Zupełnie zwykła sprawa, która tak naprawdę może zdarzyć się dokładnie w każdym miejscu na mapie świata.

W dniu 8.11.2020 r . w Winston-Salem w Karolinie Północnej do 24-letniego mężczyzny zatelefonował współlokator, który powiedział, że ktoś próbuje się włamać do mieszkania.

Mężczyzna natychmiast wrócił do domu i zastał tam dwóch młodocianych przestępców, którzy mieli broń. Wypadki potoczyły się szybko.

24-latek strzelił do jednego z napastników trafiając go w klatkę piersiową. Dwaj napastnicy zdołali wybiec z mieszkania.

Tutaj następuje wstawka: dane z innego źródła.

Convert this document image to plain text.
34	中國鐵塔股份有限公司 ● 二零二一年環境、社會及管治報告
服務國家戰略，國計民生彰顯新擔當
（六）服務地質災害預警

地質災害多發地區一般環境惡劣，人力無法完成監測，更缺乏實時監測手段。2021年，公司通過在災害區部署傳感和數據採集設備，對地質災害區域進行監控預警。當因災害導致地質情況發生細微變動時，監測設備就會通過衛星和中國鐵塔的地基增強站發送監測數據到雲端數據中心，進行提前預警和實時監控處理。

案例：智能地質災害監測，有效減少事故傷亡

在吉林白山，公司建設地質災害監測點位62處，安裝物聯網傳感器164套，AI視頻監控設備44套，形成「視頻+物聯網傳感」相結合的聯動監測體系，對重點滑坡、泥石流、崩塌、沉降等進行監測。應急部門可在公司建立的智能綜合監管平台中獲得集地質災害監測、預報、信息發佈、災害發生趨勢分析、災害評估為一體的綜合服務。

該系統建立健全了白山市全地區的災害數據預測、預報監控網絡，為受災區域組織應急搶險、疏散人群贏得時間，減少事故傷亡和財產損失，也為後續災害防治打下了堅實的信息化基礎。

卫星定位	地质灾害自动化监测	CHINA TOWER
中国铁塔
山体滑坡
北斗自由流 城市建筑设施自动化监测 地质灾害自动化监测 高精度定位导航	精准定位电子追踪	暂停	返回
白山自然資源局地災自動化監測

Zaalarmowana policja przybyła na miejsce i na parkingu przed budynkiem znalazł rannego nastolatka. Przestępca został zabrany do szpitala.

Na miejscu był również mężczyzna, który opowiedział policjantom o sytuacji i oświadczył, że to on strzelał do rannego napastnika. Został natychmiast aresztowany… żartuję 🙂 oczywiście – taki finał możliwy jest np. w Polsce, ale nie w miejscu gdzie szanuje się przestrzegających prawa ludzi, posiadających broń palną i używających jej do obrony.

Mężczyźnie, który postrzelił bandytę nic się nie stało. Policja szuka drugiego z napastników.